二重召喚もそうだが、召喚にかかる時間が本当に短い。
ベルヴォアが一体生き物を召喚する間に、今の覇者が三体召喚したのは去年の本戦の出来事だ。
「でも、グレイムさんと戦ったら負けるんじゃないかな」
「グレイム?そいつも召喚士なのか?」
「そうだけど、国防軍の反喚部隊トップエース。グレイム・ツァルヴァーさんね。すごい有名人だから名前ぐらい覚えておいた方がいいよ。メッサで知らない人はいないくらいだから。腕はすっごい良い。けど召喚するのは武器ばっかりなんだよね」
「変わり者もいるものだな。生き物を召喚しない召喚士か……」
トールは誰もが思う疑問を挙げていた。
召喚士なら聖晶世界の生き物を召喚するのが常識だと思われている。武器を召喚する召喚士もいないことはないのだが、生き物を一切召喚しないのはグレイムくらいだ。
「反喚部隊ってことは、トールの天敵だよね」
「戦う理由が見当たらないな。別に悪さをしたわけでもないのに」
「今からしようとしてるでしょ。あ、見えたよ。あれ」
召喚の発展する前からあったとされる肉体と肉体をぶつけ合い、時代の覇者を選出するための、またはその勇猛な姿を観戦するためのコロシアム。それをモチーフにした建物。
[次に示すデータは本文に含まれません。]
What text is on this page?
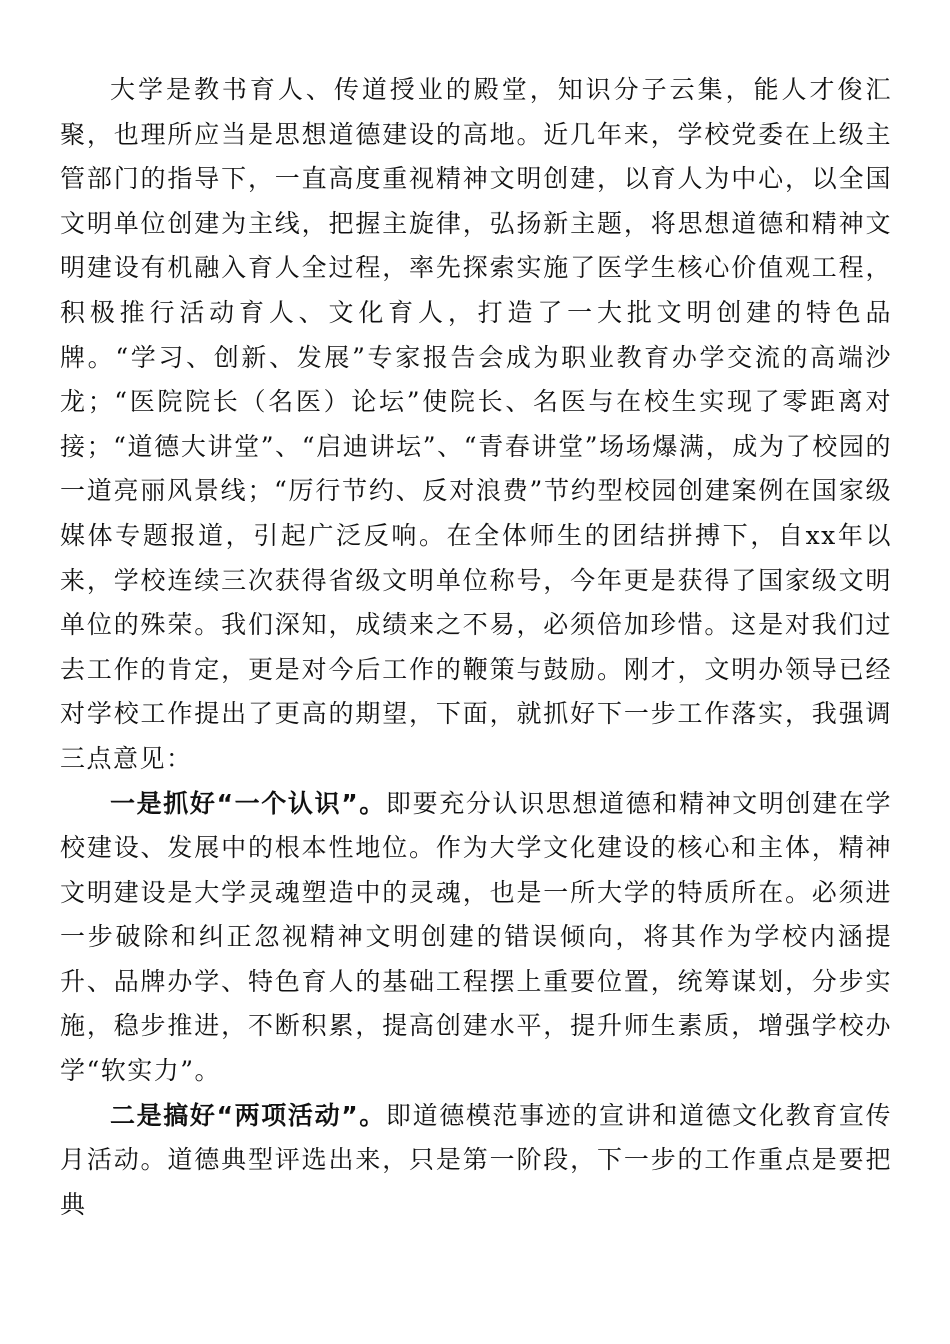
大学是教书育人、传道授业的殿堂，知识分子云集，能人才俊汇聚，也理所应当是思想道德建设的高地。近几年来，学校党委在上级主管部门的指导下，一直高度重视精神文明创建，以育人为中心，以全国文明单位创建为主线，把握主旋律，弘扬新主题，将思想道德和精神文明建设有机融入育人全过程，率先探索实施了医学生核心价值观工程，积极推行活动育人、文化育人，打造了一大批文明创建的特色品牌。“学习、创新、发展”专家报告会成为职业教育办学交流的高端沙龙；“医院院长（名医）论坛”使院长、名医与在校生实现了零距离对接；“道德大讲堂”、“启迪讲坛”、“青春讲堂”场场爆满，成为了校园的一道亮丽风景线；“厉行节约、反对浪费”节约型校园创建案例在国家级媒体专题报道，引起广泛反响。在全体师生的团结拼搏下，自xx年以来，学校连续三次获得省级文明单位称号，今年更是获得了国家级文明单位的殊荣。我们深知，成绩来之不易，必须倍加珍惜。这是对我们过去工作的肯定，更是对今后工作的鞭策与鼓励。刚才，文明办领导已经对学校工作提出了更高的期望，下面，就抓好下一步工作落实，我强调三点意见：

一是抓好“一个认识”。即要充分认识思想道德和精神文明创建在学校建设、发展中的根本性地位。作为大学文化建设的核心和主体，精神文明建设是大学灵魂塑造中的灵魂，也是一所大学的特质所在。必须进一步破除和纠正忽视精神文明创建的错误倾向，将其作为学校内涵提升、品牌办学、特色育人的基础工程摆上重要位置，统筹谋划，分步实施，稳步推进，不断积累，提高创建水平，提升师生素质，增强学校办学“软实力”。

二是搞好“两项活动”。即道德模范事迹的宣讲和道德文化教育宣传月活动。道德典型评选出来，只是第一阶段，下一步的工作重点是要把典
本来は武術を競う場所だったのだが、今はもっぱら召喚のための場所だ。武術としてのコロシアムの機能は今や残していない。
「ここまで大きい必要はあるのか?」
「ベルヴォアさんの試合の時は、結構埋まるよ。代表決定は前の代表者に勝つことだから。挑戦者が出ない限り、ベルヴォアさんが試合をやることはないからね」
「俺には関係ないな。金が稼げればいい」
そう言ってトールはコロシアムへと入っていった。それに遅れて、マミも中へと入っていった。
お金も持っていないのに、どうやって参加するというのだろうか。